P. Czubkowski*, J. Pawlowska, M. Wozniak, K. Zieniewska-Pingwara, I. Jankowska, J. Kierkus

The Children's Memorial Health Institute, Department of Gastroenterology, Hepatology, Feeding Disorders and Pediatrics, Warsaw, Poland

Background

Primary sclerosing cholangitis (PSC) is strongly associated with ulcerative colitis (UC) and may enhance the risk of colorectal dysplasia and cancer. Liver transplantation (LTx) for PSC and immunosupressive regiments, especially those including steroids, may alter the outcome of UC but up-to-date evidence in children is scarce. The aim of the study was to analyze the influence of pediatric LTx on the course of UC.

Methods

We retrospectively analyzed the data of children with PSC and UC who underwent LTx in our institution between 2000 and 2013. In all patients PSC was confirmed by endoscopic retrograde cholangiopancreatography (ERCP) and/or magnetic resonance cholangiopancreatography (MRCP) and liver biopsy.

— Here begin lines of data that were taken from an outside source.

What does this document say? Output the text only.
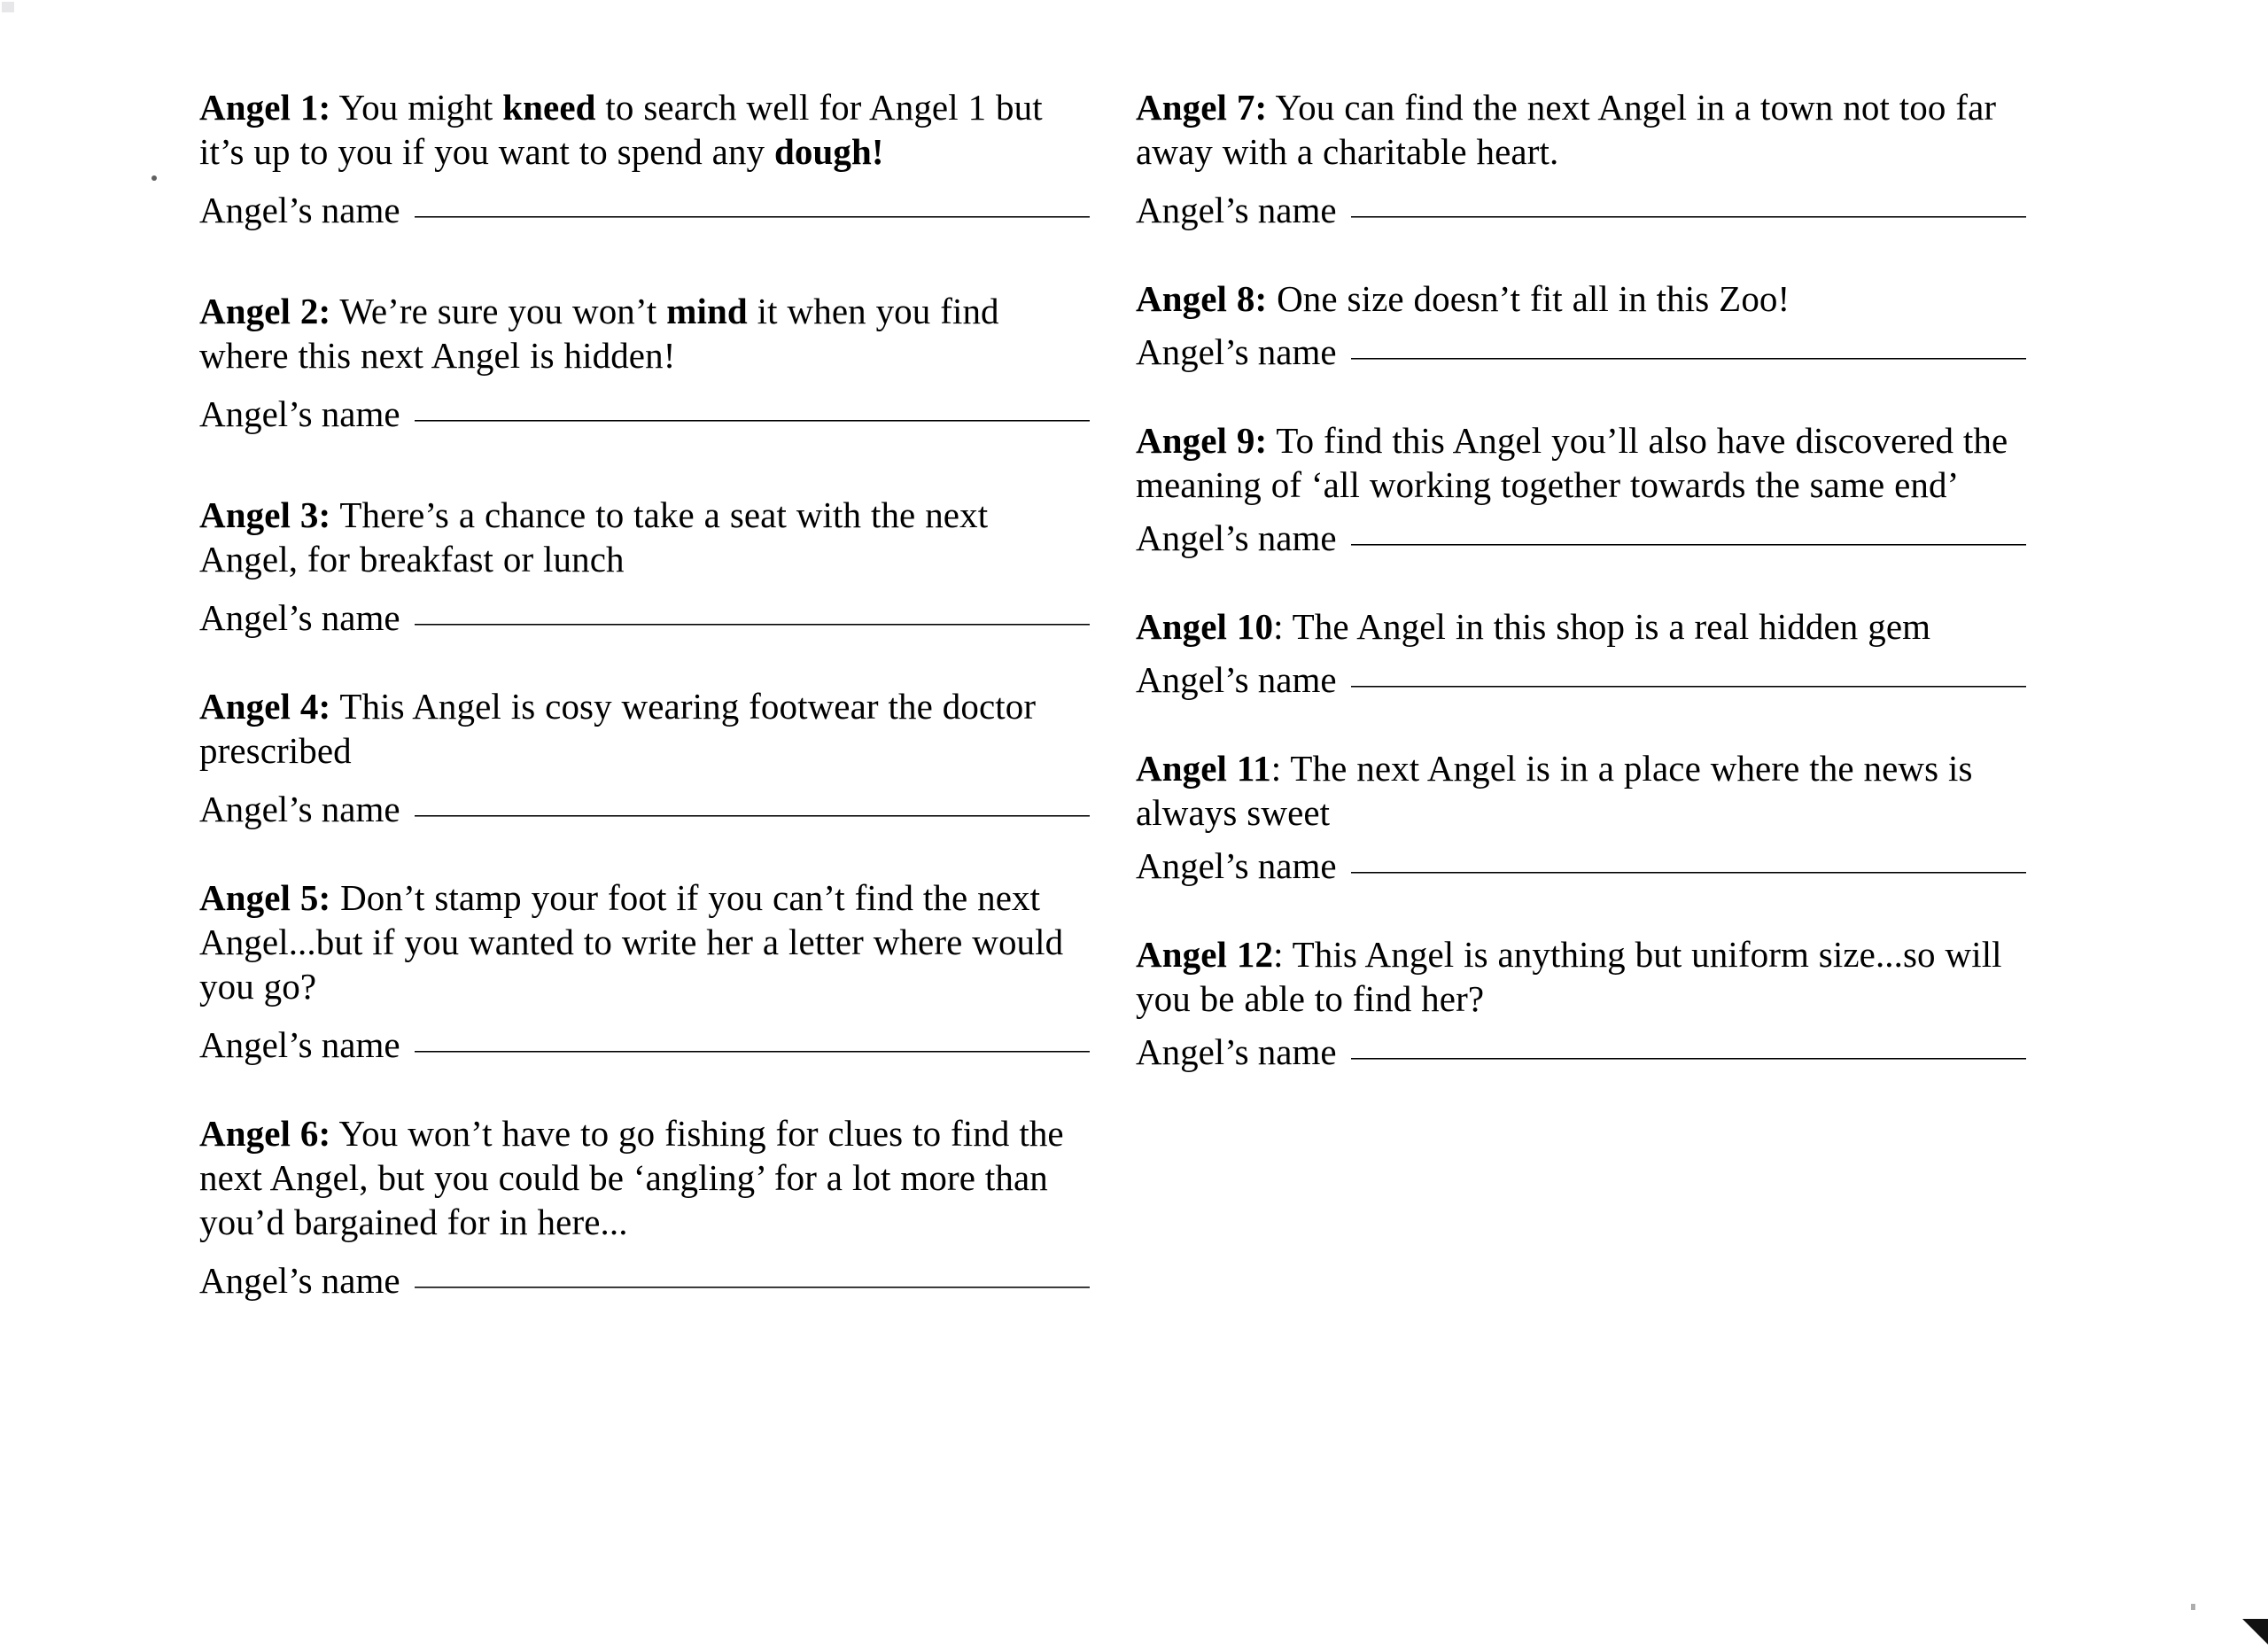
Angel 1: You might kneed to search well for Angel 1 but it’s up to you if you want to spend any dough!

Angel’s name

Angel 2: We’re sure you won’t mind it when you find where this next Angel is hidden!

Angel’s name

Angel 3: There’s a chance to take a seat with the next Angel, for breakfast or lunch

Angel’s name

Angel 4: This Angel is cosy wearing footwear the doctor prescribed

Angel’s name

Angel 5: Don’t stamp your foot if you can’t find the next Angel...but if you wanted to write her a letter where would you go?

Angel’s name

Angel 6: You won’t have to go fishing for clues to find the next Angel, but you could be ‘angling’ for a lot more than you’d bargained for in here...

Angel’s name

Angel 7: You can find the next Angel in a town not too far away with a charitable heart.

Angel’s name

Angel 8: One size doesn’t fit all in this Zoo!

Angel’s name

Angel 9: To find this Angel you’ll also have discovered the meaning of ‘all working together towards the same end’

Angel’s name

Angel 10: The Angel in this shop is a real hidden gem

Angel’s name

Angel 11: The next Angel is in a place where the news is always sweet

Angel’s name

Angel 12: This Angel is anything but uniform size...so will you be able to find her?

Angel’s name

UC diagnosis was based on clinical presentation, endoscopy and histology.

Results

Seven patients (4 male/3 female) with PSC and UC underwent LTx from deceased donors at the median age of 15,6 years (11,5-17,5). In 6 patients UC was diagnosed before LTx at the median age of 11 years (5-12), and one patient developed UC six months after LTx. Six patients (85%) had pancolitis at presentation and 1 proctosigmoiditis. Severe macroscopic inflammation was present in 5 (71%) cases. Initial treatment consisted of mesalazyne or sulfasalazine in combination with steroids and azathioprine. All patients received ursodeoxycholic acid once PSC was diagnosed and it was continued after LTx. None of the patient received biological treatment.

At the moment of transplantation (median 4 year after onset of UC, range 5-11) clinical activity according to PUCAI was remission in 4, mild in 2 and moderate in 1 case. All patients received deceased donor, AB0 compatible, whole liver grafts. Biliary anastomosis was hepaticojejunostomy in 6 and duct-to-duct anastomosis in 1 patient. Post transplant immunosuppressive regiment consisted of tacrolimus (n=4), cyclosporine (n=3), mycofenolate mofetil (n=5), azathioprine (n=1) and steroids (n=6). Neither of the patients developed colorectal neoplasia/cancer, nor underwent colectomy within median post-transplant follow-up of 7,3 years (1,3-13). Currently full remission is maintained in 4 (57%). One patient has moderate UC activity and another one with severe endoscopic inflammation was recently switched from tacrolimus to cyclosporine. Recurrence of PSC after LTx was not observed. One patient developed antiphospholipid syndrome with severe thrombosis requiring re-transplantation 7 years after the first LTx. One patient was deceased due to chronic rejection as a result of non-compliance. Up-to date overall patient and graft survival is 85% and 71% respectively.

Conclusion

The course of UC is not worsened by liver transplantation for PSC and likewise UC does not adversely affect patient or graft survival.